Can the leadoff batter make a big difference? Does it matter which player hits first? To look at these questions I first determined how many more or fewer runs teams scored than expected based on their stats. Then I checked to see if there was some relationship between this over/under and the stats of the leadoff man.
First, I ran a regression using all teams from 1989-2000. The dependent variable was team runs per game. The independent variables were team OBP, team SLG, team SBs per game and team CS per game. But some teams might have gotten lucky, perhaps hitting better with runners on base. This would allow them to score more than expected, which may or may not have anything to do with the leadoff man. So I broke down OBP and SLG into the none on (NONE) and runners on base (ROB) cases. Here is the regression equation:
R/G = -5.62 + 7.84*NONEOBP + 3.73*NONESLG + 9.44*ROBOBP + 7.03*ROBSLG + .222*SB - .305*CS
The r-squared was .951, meaning that 95.1% of the variation across teams in runs per game is explained by the equation. The standard error is .13 or about 21 runs per 162 game season. If I had not broken down OBP and SL into the NONE and ROB cases, the r-squared was .934 and the standard error was .15 or about 24 runs per season. So there is some value in using the NONE and ROB cases since the standard error falls by about 12.5%. All of the variables were statistically significant.

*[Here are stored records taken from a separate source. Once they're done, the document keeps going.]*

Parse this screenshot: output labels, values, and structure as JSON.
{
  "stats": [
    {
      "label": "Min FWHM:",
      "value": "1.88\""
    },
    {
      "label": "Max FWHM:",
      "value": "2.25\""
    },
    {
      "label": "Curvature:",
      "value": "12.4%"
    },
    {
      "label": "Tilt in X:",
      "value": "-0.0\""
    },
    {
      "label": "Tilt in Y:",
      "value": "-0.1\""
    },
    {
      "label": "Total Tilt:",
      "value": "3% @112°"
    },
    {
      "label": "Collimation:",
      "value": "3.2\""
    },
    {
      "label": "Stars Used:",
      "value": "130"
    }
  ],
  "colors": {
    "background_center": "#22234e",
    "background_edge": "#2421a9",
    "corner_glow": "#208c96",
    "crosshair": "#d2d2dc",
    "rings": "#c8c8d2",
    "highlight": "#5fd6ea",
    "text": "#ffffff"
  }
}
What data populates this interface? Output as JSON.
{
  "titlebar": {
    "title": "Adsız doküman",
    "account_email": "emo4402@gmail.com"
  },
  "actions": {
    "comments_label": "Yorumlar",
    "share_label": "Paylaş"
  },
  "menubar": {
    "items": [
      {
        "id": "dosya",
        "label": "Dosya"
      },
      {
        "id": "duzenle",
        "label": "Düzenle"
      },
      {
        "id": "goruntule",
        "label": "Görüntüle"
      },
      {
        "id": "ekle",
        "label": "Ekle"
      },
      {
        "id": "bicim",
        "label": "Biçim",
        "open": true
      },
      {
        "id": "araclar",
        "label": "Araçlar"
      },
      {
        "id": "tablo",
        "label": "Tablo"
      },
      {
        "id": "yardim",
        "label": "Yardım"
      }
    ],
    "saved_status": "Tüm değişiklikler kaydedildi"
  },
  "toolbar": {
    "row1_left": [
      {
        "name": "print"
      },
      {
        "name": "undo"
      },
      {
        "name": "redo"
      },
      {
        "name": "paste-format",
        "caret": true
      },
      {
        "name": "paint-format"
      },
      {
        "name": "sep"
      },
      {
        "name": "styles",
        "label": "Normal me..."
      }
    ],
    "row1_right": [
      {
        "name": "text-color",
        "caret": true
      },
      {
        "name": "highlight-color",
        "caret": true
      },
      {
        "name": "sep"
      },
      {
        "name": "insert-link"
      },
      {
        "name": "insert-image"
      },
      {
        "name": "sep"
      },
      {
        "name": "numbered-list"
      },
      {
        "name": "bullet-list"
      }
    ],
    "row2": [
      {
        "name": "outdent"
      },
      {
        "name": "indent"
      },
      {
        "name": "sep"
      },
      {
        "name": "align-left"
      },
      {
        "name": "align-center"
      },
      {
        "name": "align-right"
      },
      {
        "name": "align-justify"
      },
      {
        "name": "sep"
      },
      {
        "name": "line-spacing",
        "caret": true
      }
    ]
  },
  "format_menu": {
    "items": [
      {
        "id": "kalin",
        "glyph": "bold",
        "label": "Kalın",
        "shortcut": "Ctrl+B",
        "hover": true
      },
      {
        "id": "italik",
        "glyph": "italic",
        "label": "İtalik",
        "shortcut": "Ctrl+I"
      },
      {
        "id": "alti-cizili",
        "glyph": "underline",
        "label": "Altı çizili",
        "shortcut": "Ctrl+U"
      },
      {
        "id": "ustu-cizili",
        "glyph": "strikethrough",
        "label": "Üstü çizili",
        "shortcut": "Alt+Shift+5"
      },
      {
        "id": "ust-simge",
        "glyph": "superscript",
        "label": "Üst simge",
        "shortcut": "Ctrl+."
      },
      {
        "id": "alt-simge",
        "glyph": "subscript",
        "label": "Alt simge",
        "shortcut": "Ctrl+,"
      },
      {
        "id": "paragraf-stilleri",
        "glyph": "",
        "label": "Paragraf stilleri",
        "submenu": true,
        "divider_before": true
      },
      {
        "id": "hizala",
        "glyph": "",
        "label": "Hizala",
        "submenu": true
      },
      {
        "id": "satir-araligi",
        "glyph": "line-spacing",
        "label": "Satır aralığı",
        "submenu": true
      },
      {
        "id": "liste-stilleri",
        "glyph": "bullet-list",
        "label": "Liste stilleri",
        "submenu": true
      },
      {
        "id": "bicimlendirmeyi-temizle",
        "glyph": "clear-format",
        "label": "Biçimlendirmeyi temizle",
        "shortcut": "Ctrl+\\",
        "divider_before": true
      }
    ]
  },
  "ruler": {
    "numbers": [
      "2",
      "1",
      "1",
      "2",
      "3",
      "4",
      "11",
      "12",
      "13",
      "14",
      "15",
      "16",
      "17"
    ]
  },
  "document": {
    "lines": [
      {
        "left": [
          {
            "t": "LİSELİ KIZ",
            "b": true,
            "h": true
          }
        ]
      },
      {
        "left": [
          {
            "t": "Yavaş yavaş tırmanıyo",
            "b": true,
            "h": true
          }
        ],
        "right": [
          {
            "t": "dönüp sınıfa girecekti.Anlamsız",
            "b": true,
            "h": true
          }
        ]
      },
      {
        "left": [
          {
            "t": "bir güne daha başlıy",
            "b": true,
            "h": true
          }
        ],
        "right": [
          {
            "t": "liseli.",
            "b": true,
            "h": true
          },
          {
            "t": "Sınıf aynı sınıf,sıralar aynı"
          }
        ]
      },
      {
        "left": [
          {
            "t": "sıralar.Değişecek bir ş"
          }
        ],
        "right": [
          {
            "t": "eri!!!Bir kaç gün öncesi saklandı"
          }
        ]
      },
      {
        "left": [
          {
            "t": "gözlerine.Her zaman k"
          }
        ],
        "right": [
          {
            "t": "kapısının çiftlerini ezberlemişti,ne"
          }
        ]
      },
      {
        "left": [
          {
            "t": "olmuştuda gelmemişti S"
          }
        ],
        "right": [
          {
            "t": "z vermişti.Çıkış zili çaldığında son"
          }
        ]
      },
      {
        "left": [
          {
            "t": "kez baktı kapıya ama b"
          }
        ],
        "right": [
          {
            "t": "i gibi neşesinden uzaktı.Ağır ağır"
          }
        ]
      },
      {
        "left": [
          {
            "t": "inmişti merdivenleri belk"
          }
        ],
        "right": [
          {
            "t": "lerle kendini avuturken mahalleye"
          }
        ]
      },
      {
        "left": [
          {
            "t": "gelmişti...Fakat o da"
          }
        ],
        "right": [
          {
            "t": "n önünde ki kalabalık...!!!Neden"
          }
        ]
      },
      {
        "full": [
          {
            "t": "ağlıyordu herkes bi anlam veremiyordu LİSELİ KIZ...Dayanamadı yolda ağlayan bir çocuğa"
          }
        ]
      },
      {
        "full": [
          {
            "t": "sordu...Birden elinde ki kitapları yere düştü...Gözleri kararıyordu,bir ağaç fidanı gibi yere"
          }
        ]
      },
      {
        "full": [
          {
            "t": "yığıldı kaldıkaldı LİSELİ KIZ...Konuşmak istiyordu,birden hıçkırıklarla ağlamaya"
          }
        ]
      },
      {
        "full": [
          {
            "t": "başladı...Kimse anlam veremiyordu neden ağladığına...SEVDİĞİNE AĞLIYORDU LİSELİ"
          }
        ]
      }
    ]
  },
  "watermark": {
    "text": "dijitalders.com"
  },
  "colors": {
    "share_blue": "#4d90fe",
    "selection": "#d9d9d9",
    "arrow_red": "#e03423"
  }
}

Then each team's runs per game was predicted using the regression equation. Then the difference between their actual runs per game and the predicted value was found. That is called DIFF. Then I ran a regression with DIFF as dependent variable and the stats for each team's leadoff man as the independent variables(leadoff data comes from Retrosheet). Here is the regression equation:
DIFF = -.147 + .394*OBP + .047*SLG + .023*SB - .32*CS
The r-squared was only .016. None of the variables were statistically significant. So whatever causes teams to score more or fewer runs than expected may not be the quality of the leadoff man. What the leadoff man brings to the table does not seem to explain why a team scores more or less than expected.

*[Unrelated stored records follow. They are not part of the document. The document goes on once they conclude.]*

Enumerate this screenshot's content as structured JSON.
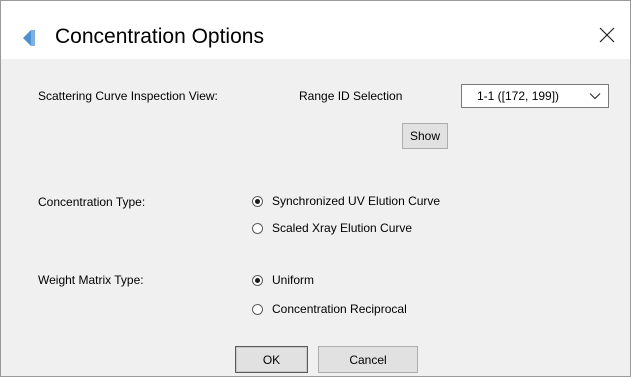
{
  "window": {
    "title": "Concentration Options",
    "close_symbol": "✕"
  },
  "inspection": {
    "label": "Scattering Curve Inspection View:",
    "range_label": "Range ID Selection",
    "range_value": "1-1 ([172, 199])",
    "show_label": "Show"
  },
  "concentration_type": {
    "label": "Concentration Type:",
    "options": [
      {
        "label": "Synchronized UV Elution Curve",
        "checked": true
      },
      {
        "label": "Scaled Xray Elution Curve",
        "checked": false
      }
    ]
  },
  "weight_matrix_type": {
    "label": "Weight Matrix Type:",
    "options": [
      {
        "label": "Uniform",
        "checked": true
      },
      {
        "label": "Concentration Reciprocal",
        "checked": false
      }
    ]
  },
  "footer": {
    "ok_label": "OK",
    "cancel_label": "Cancel"
  },
  "colors": {
    "title_icon": "#5b9bd5",
    "background": "#f0f0f0"
  }
}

There are a couple of interesting things, though. A CS by the leadoff man is extremely damaging. Its negative value is about 14 times the positive value of a SB (normally this ratio is about 1.5 to 1). So it is a bad idea to have your leadoff man get caught stealing while the SB is not that big of a help.
The other interesting thing is that even if the leadoff man has a high OBP it does not help much more than having any player with a high OBP For that, I ran a regression without breaking things down into the NONE and ROB cases. The equation was
R/G = -5.12 + 16.16*OBP + 10.41*SLG + .371*CS - .254*CS
Suppose that a player has a .405 OBP. If that guy gets added to an average team (with, say, a .333 OBP), the team OBP goes up .008. Multiplying .008*16.16 gets .129 more runs per game. For a whole season, that is about 21 more runs. Now for leadoff man, the extra runs go up by .394 for every one point of OBP. If the leadoff man had a .405 OBP, team runs per game would go up by .405*.394 or .159. That is 25.82 for a season and about 5 more than if any player had a .405 OBP. Not quite an extra 5 runs over any guy having a .405 OBP.